Folk horror meets pop glamour in MOTHER MARY

Director David Lowery is not exactly known for broad films that appeal to the masses. So there’s some irony in the fact that Mother Mary is – on paper – Lowery’s most commercial film. It features Anne Hathaway as a pop star, a soundtrack from Charli XCX and FKA Twigs, stunning gowns, and centers on the dissolution of a female friendship. It’s appealing and relatable in concept, but surprisingly, Mother Mary may turn out to be Lowery’s most polarizing film yet.

I’m firmly on the side that loved Mother Mary, but like 2025’s The Last Testament of Ann Lee, this is not a film I’d recommend to everyone.

The film opens with pop star Mary (Hathaway) frantically hopping on a plane and arriving on the doorstep of her old friend and creative collaborator Sam Anselm (Michaela Coel). Mary looks on edge and twitchy, like she hasn’t slept or eaten a meal in days, and begs Sam to create a new look for her big tour kickoff. There are a few catches – firstly, the tour begins in 5 days. Secondly, Sam and Mary haven’t been on speaking terms in a decade, a result of Mary deciding to collaborate with someone else for her design needs.

The first 45 minutes of Mother Mary are fairly grounded. Two powerhouse performers sit in a barn and play a game of cat-and-mouse; Mary clearly has an ulterior motive for her visit, and Sam’s pride is too injured for her to show a hint of interest. But as they dance around the subject of What is Really Going On, Mary surfaces the story of an entity that both haunts her and connects her to Sam.

Mother Mary and The Green Knight stand as polar opposite films in their energy and scope. The Green Knight feels incredibly masculine, ancient, and vast – spanning years, many miles, and a menagerie of other-worldly characters. Mother Mary is entrenched in femininity, modernity, and is shockingly bare: the kind of film that would translate to a stage play with ease, using only a few simple sets. But between them both I felt a connective tissue. They both feel, at their bones, like folklore tales. They dip into horror and surreal atmospheres; they’re equally moody, compelling mixtures of warm character moments and steely chill. In giving us something that feels spiritually related to The Green Knight but also lives on another end of an invisible spectrum, Lowery has created something entirely new.
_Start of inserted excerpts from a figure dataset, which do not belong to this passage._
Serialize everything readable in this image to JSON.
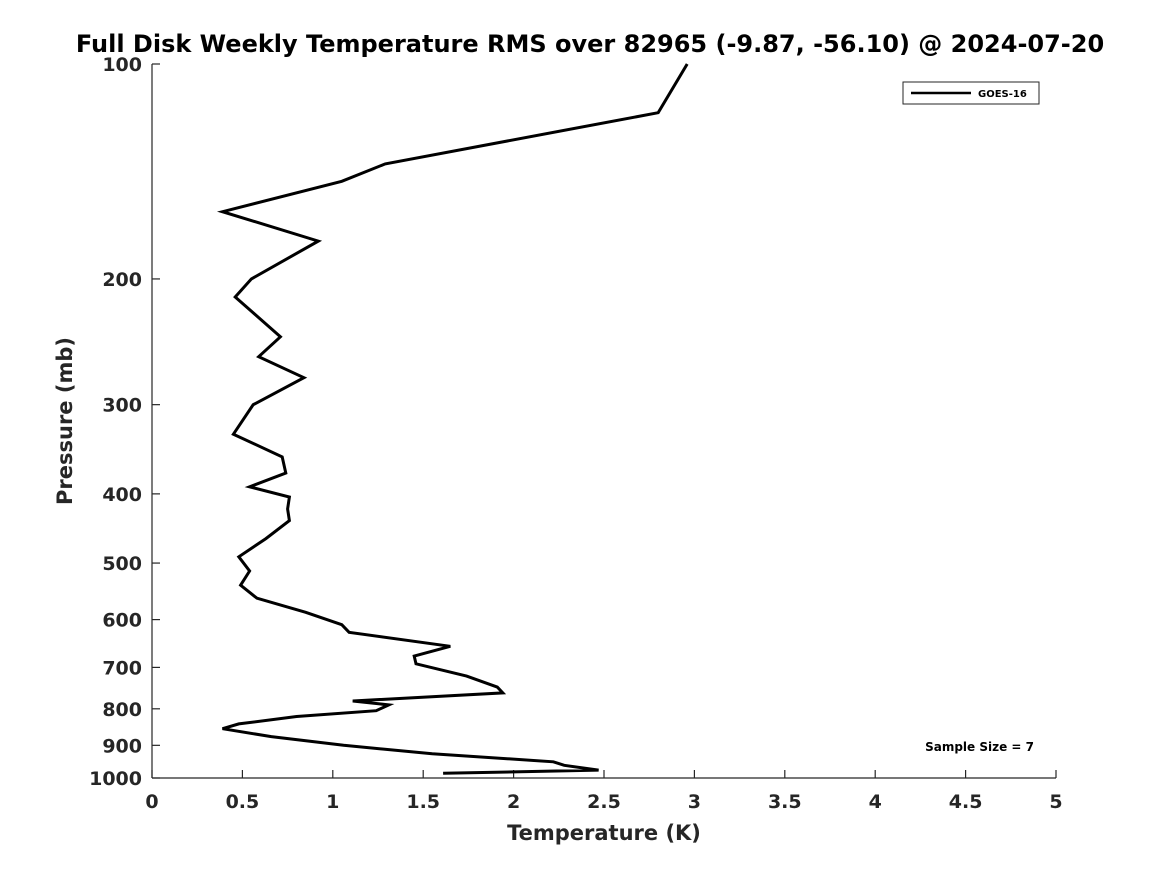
{
  "chart_data": {
    "type": "line",
    "title": "Full Disk Weekly Temperature RMS over 82965 (-9.87, -56.10) @ 2024-07-20",
    "xlabel": "Temperature (K)",
    "ylabel": "Pressure (mb)",
    "xlim": [
      0,
      5
    ],
    "ylim": [
      100,
      1000
    ],
    "y_scale": "log",
    "y_reversed": true,
    "x_ticks": [
      "0",
      "0.5",
      "1",
      "1.5",
      "2",
      "2.5",
      "3",
      "3.5",
      "4",
      "4.5",
      "5"
    ],
    "y_ticks": [
      "100",
      "200",
      "300",
      "400",
      "500",
      "600",
      "700",
      "800",
      "900",
      "1000"
    ],
    "grid": false,
    "legend_position": "top-right",
    "series": [
      {
        "name": "GOES-16",
        "color": "#000000",
        "x": [
          2.96,
          2.8,
          1.29,
          1.05,
          0.39,
          0.92,
          0.55,
          0.46,
          0.71,
          0.59,
          0.84,
          0.56,
          0.45,
          0.72,
          0.74,
          0.54,
          0.76,
          0.75,
          0.76,
          0.63,
          0.48,
          0.54,
          0.49,
          0.58,
          0.85,
          1.05,
          1.09,
          1.65,
          1.45,
          1.46,
          1.74,
          1.91,
          1.94,
          1.11,
          1.31,
          1.24,
          0.8,
          0.48,
          0.39,
          0.66,
          1.06,
          1.55,
          2.22,
          2.28,
          2.47,
          1.61
        ],
        "y": [
          100,
          117,
          138,
          146,
          161,
          177,
          200,
          212,
          241,
          257,
          275,
          300,
          330,
          355,
          374,
          391,
          404,
          420,
          436,
          462,
          490,
          513,
          537,
          560,
          586,
          610,
          625,
          654,
          675,
          692,
          720,
          746,
          760,
          780,
          790,
          805,
          820,
          840,
          853,
          875,
          900,
          925,
          949,
          960,
          975,
          985
        ]
      }
    ],
    "annotations": [
      "Sample Size = 7"
    ]
  }
}
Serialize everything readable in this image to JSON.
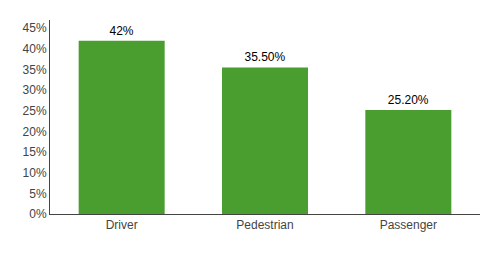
{
  "chart_data": {
    "type": "bar",
    "categories": [
      "Driver",
      "Pedestrian",
      "Passenger"
    ],
    "values": [
      42.0,
      35.5,
      25.2
    ],
    "value_labels": [
      "42%",
      "35.50%",
      "25.20%"
    ],
    "data_labels": true,
    "color": "#4a9e2f",
    "ylim": [
      0,
      47
    ],
    "yticks": [
      {
        "value": 0,
        "label": "0%"
      },
      {
        "value": 5,
        "label": "5%"
      },
      {
        "value": 10,
        "label": "10%"
      },
      {
        "value": 15,
        "label": "15%"
      },
      {
        "value": 20,
        "label": "20%"
      },
      {
        "value": 25,
        "label": "25%"
      },
      {
        "value": 30,
        "label": "30%"
      },
      {
        "value": 35,
        "label": "35%"
      },
      {
        "value": 40,
        "label": "40%"
      },
      {
        "value": 45,
        "label": "45%"
      }
    ],
    "grid": false
  }
}
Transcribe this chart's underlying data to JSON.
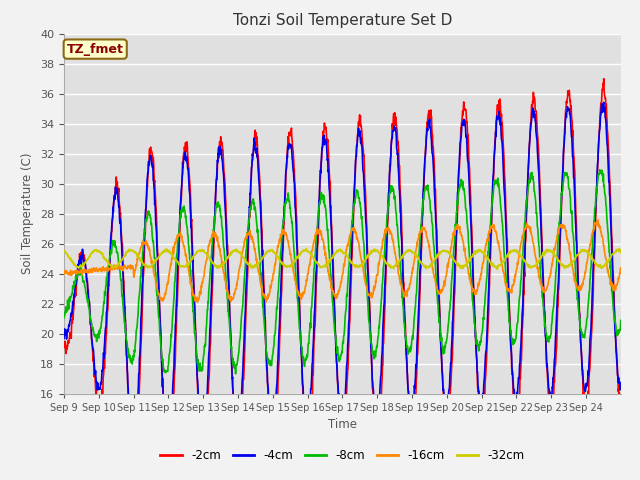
{
  "title": "Tonzi Soil Temperature Set D",
  "xlabel": "Time",
  "ylabel": "Soil Temperature (C)",
  "ylim": [
    16,
    40
  ],
  "yticks": [
    16,
    18,
    20,
    22,
    24,
    26,
    28,
    30,
    32,
    34,
    36,
    38,
    40
  ],
  "xtick_labels": [
    "Sep 9",
    "Sep 10",
    "Sep 11",
    "Sep 12",
    "Sep 13",
    "Sep 14",
    "Sep 15",
    "Sep 16",
    "Sep 17",
    "Sep 18",
    "Sep 19",
    "Sep 20",
    "Sep 21",
    "Sep 22",
    "Sep 23",
    "Sep 24"
  ],
  "annotation_text": "TZ_fmet",
  "annotation_color": "#8b0000",
  "annotation_bg": "#ffffcc",
  "annotation_border": "#8b6914",
  "series": {
    "-2cm": {
      "color": "#ff0000"
    },
    "-4cm": {
      "color": "#0000ee"
    },
    "-8cm": {
      "color": "#00bb00"
    },
    "-16cm": {
      "color": "#ff8800"
    },
    "-32cm": {
      "color": "#cccc00"
    }
  },
  "bg_color": "#e0e0e0",
  "fig_color": "#f2f2f2",
  "line_width": 1.2
}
When you talk about what works best in Mother Mary, it’s always going to come down to the performances from Hathaway and Coel. Hathaway inhabits the role of a pop star sensation exactly as effortlessly as you’d expect her to, channeling the likes of Taylor Swift, Beyonce, Lady Gaga, and more. Her physical performance is perhaps the most notable: she does an exorcist-like dance in the film that she spent months preparing for, and that effort pays off. But she also masterfully embodies the role in a wispy, shell-of-a-person sort of way. Mary is hanging on by a thread, having been hollowed out and torn apart by the relentless worship and scrutiny of the masses.

Coel, meanwhile, does almost invisible work to make Sam a character you root for. Sam is bitter, closed off, and hurt by the way their relationship ended. It’s like walking into a fight that’s been going on for hours and just seeing the injured party stewing to themselves without the context of everything that preceded it. A character so guarded yet still playful, commanding, and vulnerable is almost hard to imagine in the hands of anyone else. Coel and Hathaway’s chemistry constantly flirts across several boundaries – lifelong friends, professional collaborators, frenemies, lovers? – in a way that makes the “two people sitting in a room” format sing where it so often sinks.

That said, Mother Mary stumbles in its third act. The folktale resolution itself isn’t the problem – it’s the trappings around it. Lowery dials up the warmth too abruptly: brighter music, tidier emotional outcomes, a cloying sense of everything clicking into place. For a film that spent two acts reveling in its own messy and moody ambiguity, the sudden shift feels less like catharsis and more like a concession.

But still, if you’re up for something a little different, I can promise you this: Mother Mary is unlike anything you’ve seen before. And it lingers the way the best folklore does – unresolved, a little unsettling, and impossible to fully shake.